# Smokey Joe



## shadow mum (Apr 8, 2008)

I can't believe it's been three years since you left us. It feels like only yesterday.

I remember going to the shelter and seeing you in the outdoor kennel, a small black bundle of fur, hiding behind the dog house. Your dad came through the door and I swear, a bolt of lightening passed between the two of you. I knew we were going to be leaving that shelter with you in tow.

For the next 12 years, you were our constant companion. You loved the little dogs and suffered through the attentions of two human kids. You didn't like them around you, they made you nervous, but you protected them because they were yours.

One day, you just couldn't get up. I could see in your eyes that you were tiring, but didn't want to admit it. You waited for Dad to come home from work, and when he told you, crying, that it was okay to go, you gave him one last lick and left us.

The vet said that it was H.S., and that there was nothing we could have done. 
I couldn't get by without a pupper in the house, so we found Shadow. He will never replace you, but guess what, he was born on the same day that you left us. I still feel that a part of you is in him.

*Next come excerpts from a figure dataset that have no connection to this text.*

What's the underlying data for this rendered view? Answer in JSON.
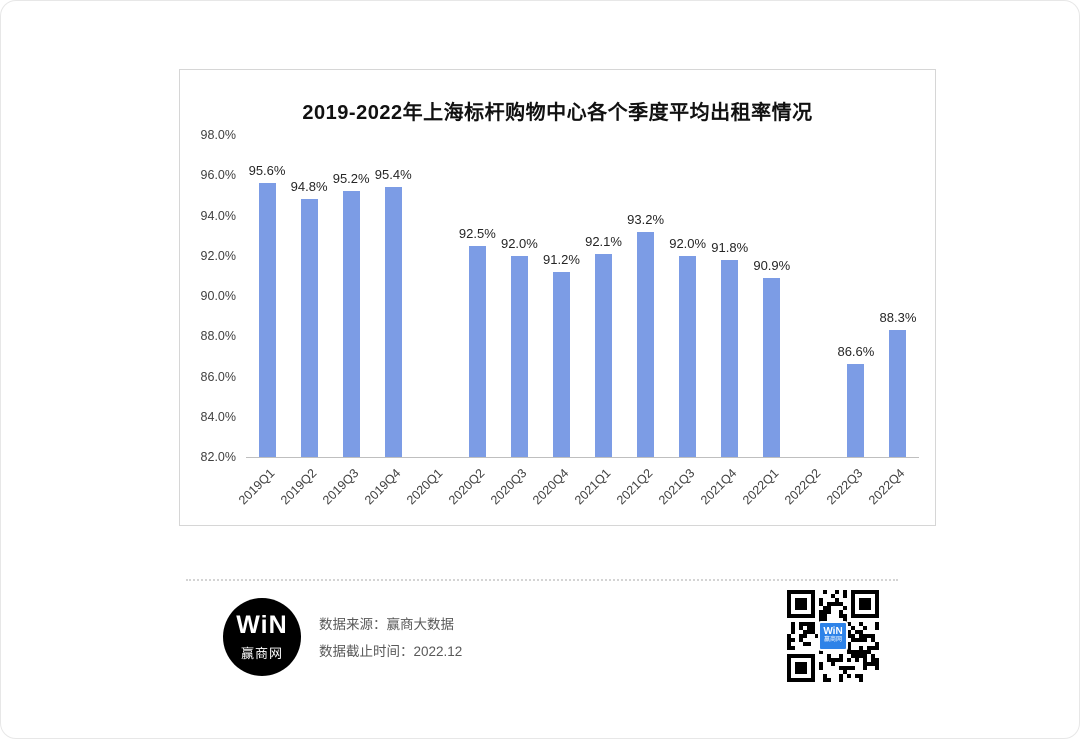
{
  "chart_data": {
    "type": "bar",
    "title": "2019-2022年上海标杆购物中心各个季度平均出租率情况",
    "categories": [
      "2019Q1",
      "2019Q2",
      "2019Q3",
      "2019Q4",
      "2020Q1",
      "2020Q2",
      "2020Q3",
      "2020Q4",
      "2021Q1",
      "2021Q2",
      "2021Q3",
      "2021Q4",
      "2022Q1",
      "2022Q2",
      "2022Q3",
      "2022Q4"
    ],
    "values": [
      95.6,
      94.8,
      95.2,
      95.4,
      null,
      92.5,
      92.0,
      91.2,
      92.1,
      93.2,
      92.0,
      91.8,
      90.9,
      null,
      86.6,
      88.3
    ],
    "value_labels": [
      "95.6%",
      "94.8%",
      "95.2%",
      "95.4%",
      "",
      "92.5%",
      "92.0%",
      "91.2%",
      "92.1%",
      "93.2%",
      "92.0%",
      "91.8%",
      "90.9%",
      "",
      "86.6%",
      "88.3%"
    ],
    "yticks": [
      "98.0%",
      "96.0%",
      "94.0%",
      "92.0%",
      "90.0%",
      "88.0%",
      "86.0%",
      "84.0%",
      "82.0%"
    ],
    "ylim": [
      82,
      98
    ],
    "xlabel": "",
    "ylabel": "",
    "grid": false,
    "legend_position": "none",
    "bar_color": "#7C9CE5",
    "axis_line_color": "#bfbfbf"
  },
  "footer": {
    "logo": {
      "top": "WiN",
      "bottom": "赢商网"
    },
    "source_line": "数据来源：赢商大数据",
    "deadline_line": "数据截止时间：2022.12",
    "qr_center_text": "WiN",
    "qr_center_color": "#2E83E8"
  }
}
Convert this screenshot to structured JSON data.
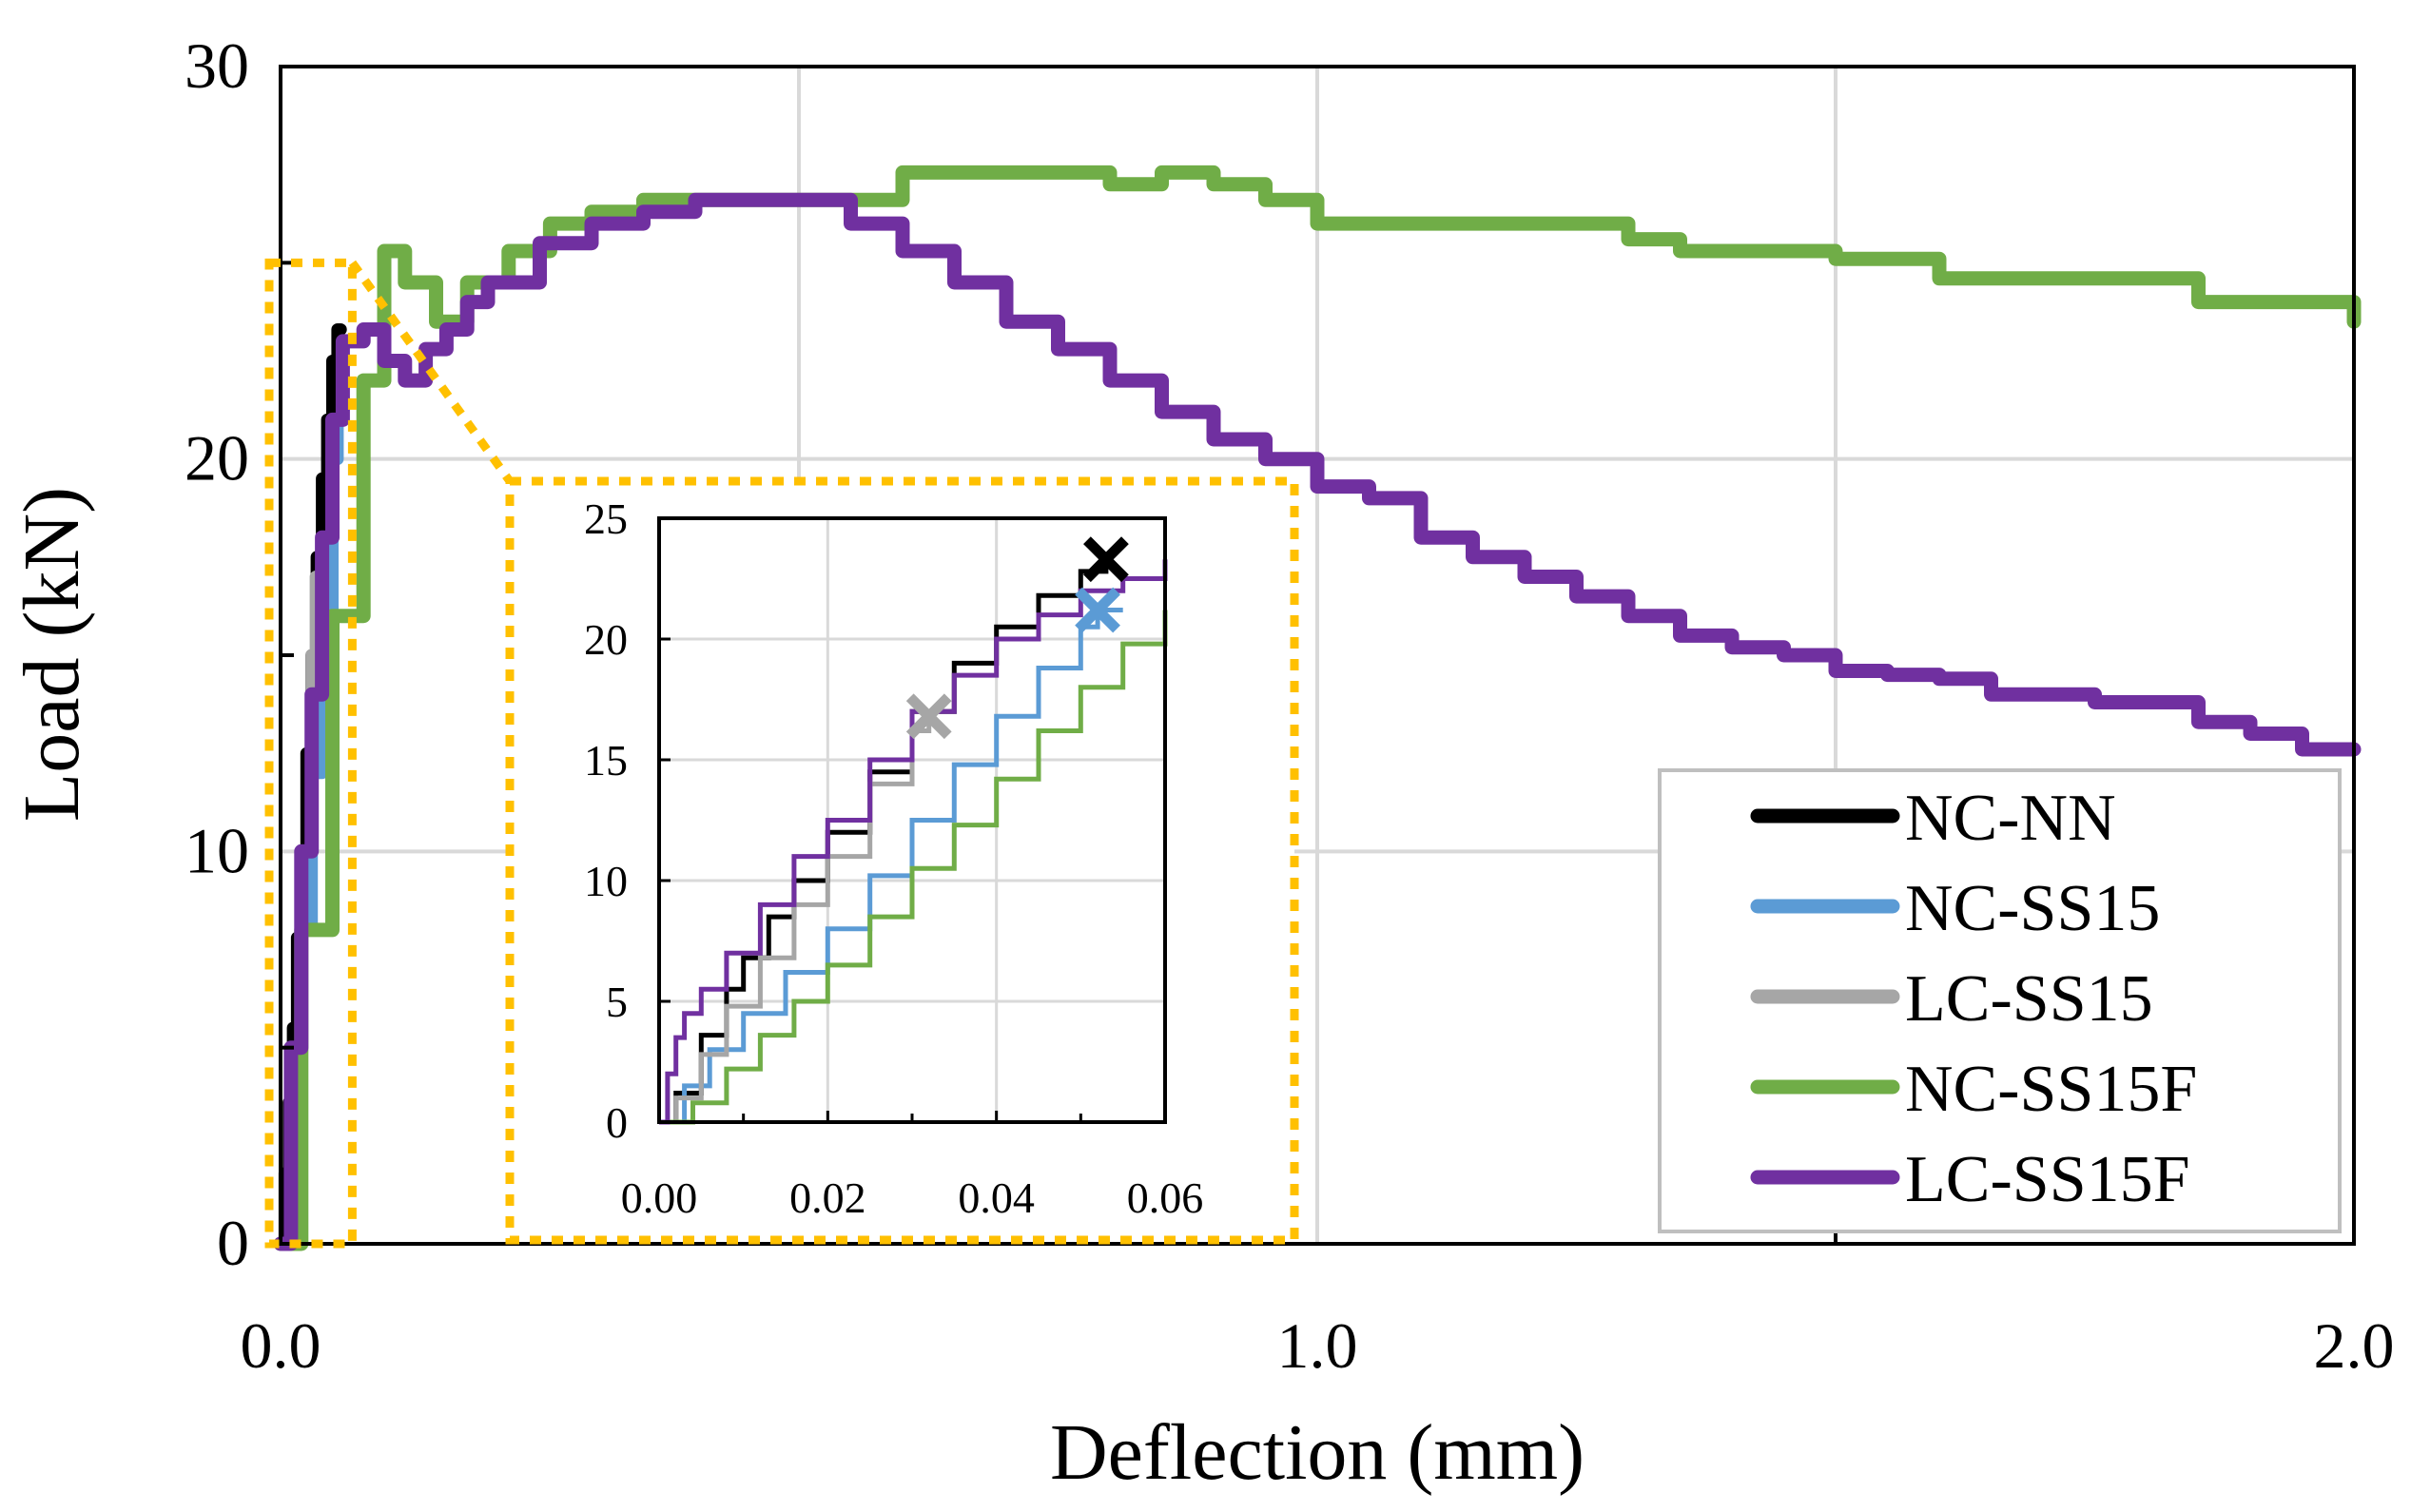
{
  "chart_data": [
    {
      "type": "line",
      "xlabel": "Deflection (mm)",
      "ylabel": "Load (kN)",
      "xlim": [
        0,
        2
      ],
      "ylim": [
        0,
        30
      ],
      "x_ticks": [
        "0.0",
        "1.0",
        "2.0"
      ],
      "y_ticks": [
        "0",
        "10",
        "20",
        "30"
      ],
      "grid": true,
      "legend": "bottom-right",
      "series": [
        {
          "name": "NC-NN",
          "color": "#000000",
          "x": [
            0,
            0.004,
            0.008,
            0.012,
            0.016,
            0.02,
            0.025,
            0.03,
            0.035,
            0.04,
            0.045,
            0.05,
            0.055,
            0.058
          ],
          "y": [
            0,
            1.8,
            3.6,
            5.5,
            7.8,
            10,
            12.5,
            15,
            17.5,
            19.5,
            21,
            22.5,
            23.3,
            23.3
          ]
        },
        {
          "name": "NC-SS15",
          "color": "#5b9bd5",
          "x": [
            0,
            0.01,
            0.02,
            0.03,
            0.04,
            0.05,
            0.055
          ],
          "y": [
            0,
            4,
            8,
            12,
            16,
            20,
            21
          ]
        },
        {
          "name": "LC-SS15",
          "color": "#a6a6a6",
          "x": [
            0,
            0.01,
            0.02,
            0.03,
            0.034
          ],
          "y": [
            0,
            5,
            10,
            15,
            17
          ]
        },
        {
          "name": "NC-SS15F",
          "color": "#70ad47",
          "x": [
            0,
            0.02,
            0.05,
            0.08,
            0.1,
            0.12,
            0.15,
            0.18,
            0.22,
            0.26,
            0.3,
            0.35,
            0.4,
            0.45,
            0.5,
            0.55,
            0.6,
            0.65,
            0.7,
            0.75,
            0.8,
            0.85,
            0.9,
            0.95,
            1.0,
            1.05,
            1.1,
            1.15,
            1.2,
            1.25,
            1.3,
            1.35,
            1.4,
            1.45,
            1.5,
            1.55,
            1.6,
            1.65,
            1.7,
            1.75,
            1.8,
            1.85,
            1.9,
            1.95,
            2.0
          ],
          "y": [
            0,
            8,
            16,
            22,
            25.3,
            24.5,
            23.5,
            24.5,
            25.3,
            26,
            26.3,
            26.6,
            26.6,
            26.6,
            26.6,
            26.6,
            27.3,
            27.3,
            27.3,
            27.3,
            27.0,
            27.3,
            27.0,
            26.6,
            26.0,
            26.0,
            26.0,
            26.0,
            26.0,
            26.0,
            25.6,
            25.3,
            25.3,
            25.3,
            25.1,
            25.1,
            24.6,
            24.6,
            24.6,
            24.6,
            24.6,
            24.0,
            24.0,
            24.0,
            23.5
          ]
        },
        {
          "name": "LC-SS15F",
          "color": "#7030a0",
          "x": [
            0,
            0.01,
            0.02,
            0.03,
            0.04,
            0.05,
            0.06,
            0.08,
            0.1,
            0.12,
            0.14,
            0.16,
            0.18,
            0.2,
            0.25,
            0.3,
            0.35,
            0.4,
            0.45,
            0.5,
            0.55,
            0.6,
            0.65,
            0.7,
            0.75,
            0.8,
            0.85,
            0.9,
            0.95,
            1.0,
            1.05,
            1.1,
            1.15,
            1.2,
            1.25,
            1.3,
            1.35,
            1.4,
            1.45,
            1.5,
            1.55,
            1.6,
            1.65,
            1.7,
            1.75,
            1.8,
            1.85,
            1.9,
            1.95,
            2.0
          ],
          "y": [
            0,
            5,
            10,
            14,
            18,
            21,
            23,
            23.3,
            22.5,
            22,
            22.8,
            23.3,
            24,
            24.5,
            25.5,
            26,
            26.3,
            26.6,
            26.6,
            26.6,
            26.0,
            25.3,
            24.5,
            23.5,
            22.8,
            22.0,
            21.2,
            20.5,
            20.0,
            19.3,
            19.0,
            18.0,
            17.5,
            17.0,
            16.5,
            16.0,
            15.5,
            15.2,
            15.0,
            14.6,
            14.5,
            14.4,
            14.0,
            14.0,
            13.8,
            13.8,
            13.3,
            13.0,
            12.6,
            12.6
          ]
        }
      ],
      "failure_markers": [
        {
          "series": "NC-NN",
          "symbol": "×",
          "color": "#000000",
          "x": 0.053,
          "y": 23.3
        },
        {
          "series": "NC-SS15",
          "symbol": "×",
          "color": "#5b9bd5",
          "x": 0.052,
          "y": 21.2
        },
        {
          "series": "LC-SS15",
          "symbol": "×",
          "color": "#a6a6a6",
          "x": 0.032,
          "y": 16.8
        }
      ],
      "zoom_box": {
        "color": "#ffc000",
        "xlim": [
          0,
          0.06
        ],
        "ylim": [
          0,
          25
        ]
      }
    },
    {
      "type": "line",
      "inset": true,
      "xlim": [
        0,
        0.06
      ],
      "ylim": [
        0,
        25
      ],
      "x_ticks": [
        "0.00",
        "0.02",
        "0.04",
        "0.06"
      ],
      "y_ticks": [
        "0",
        "5",
        "10",
        "15",
        "20",
        "25"
      ],
      "grid": true,
      "series": [
        {
          "name": "NC-NN",
          "color": "#000000",
          "x": [
            0,
            0.002,
            0.005,
            0.008,
            0.01,
            0.013,
            0.016,
            0.02,
            0.025,
            0.03,
            0.035,
            0.04,
            0.045,
            0.05,
            0.053
          ],
          "y": [
            0,
            1.2,
            3.6,
            5.5,
            6.8,
            8.5,
            10,
            12,
            14.5,
            17,
            19,
            20.5,
            21.8,
            22.8,
            23.3
          ]
        },
        {
          "name": "NC-SS15",
          "color": "#5b9bd5",
          "x": [
            0,
            0.003,
            0.006,
            0.01,
            0.015,
            0.02,
            0.025,
            0.03,
            0.035,
            0.04,
            0.045,
            0.05,
            0.052,
            0.055
          ],
          "y": [
            0,
            1.5,
            3,
            4.5,
            6.2,
            8,
            10.2,
            12.5,
            14.8,
            16.8,
            18.8,
            20.5,
            21.2,
            21.2
          ]
        },
        {
          "name": "LC-SS15",
          "color": "#a6a6a6",
          "x": [
            0,
            0.002,
            0.005,
            0.008,
            0.012,
            0.016,
            0.02,
            0.025,
            0.03,
            0.032
          ],
          "y": [
            0,
            1,
            2.8,
            4.8,
            6.8,
            9,
            11,
            14,
            16.2,
            16.8
          ]
        },
        {
          "name": "NC-SS15F",
          "color": "#70ad47",
          "x": [
            0,
            0.004,
            0.008,
            0.012,
            0.016,
            0.02,
            0.025,
            0.03,
            0.035,
            0.04,
            0.045,
            0.05,
            0.055,
            0.06
          ],
          "y": [
            0,
            0.8,
            2.2,
            3.6,
            5,
            6.5,
            8.5,
            10.5,
            12.3,
            14.2,
            16.2,
            18,
            19.8,
            21.2
          ]
        },
        {
          "name": "LC-SS15F",
          "color": "#7030a0",
          "x": [
            0,
            0.001,
            0.002,
            0.003,
            0.005,
            0.008,
            0.012,
            0.016,
            0.02,
            0.025,
            0.03,
            0.035,
            0.04,
            0.045,
            0.05,
            0.055,
            0.06
          ],
          "y": [
            0,
            2,
            3.5,
            4.5,
            5.5,
            7,
            9,
            11,
            12.5,
            15,
            17,
            18.5,
            20,
            21,
            22,
            22.5,
            23.3
          ]
        }
      ]
    }
  ]
}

Run free with your brother and sister, and I WILL see you again.

Love you always.


----------



## ripsofie (Oct 28, 2010)

Aww! I started crying..:'(


----------



## 1sttimeforgsd (Jul 29, 2010)

Our memories can never be taken away!

Run free Smokey Joe.


----------



## Kayos and Havoc (Oct 17, 2002)

It really just does not get any easier does it?:hugs: I am so sorry you lost him too soon.


----------



## elsie (Aug 22, 2001)

:hug::hug::hug::hug:


----------



## vat (Jul 23, 2010)

so sorry for your loss, we will always miss those that are gone.


----------



## Mac's Mom (Jun 7, 2010)

ripsofie said:


> Aww! I started crying..:'(


 
me too...so sorry for your loss


----------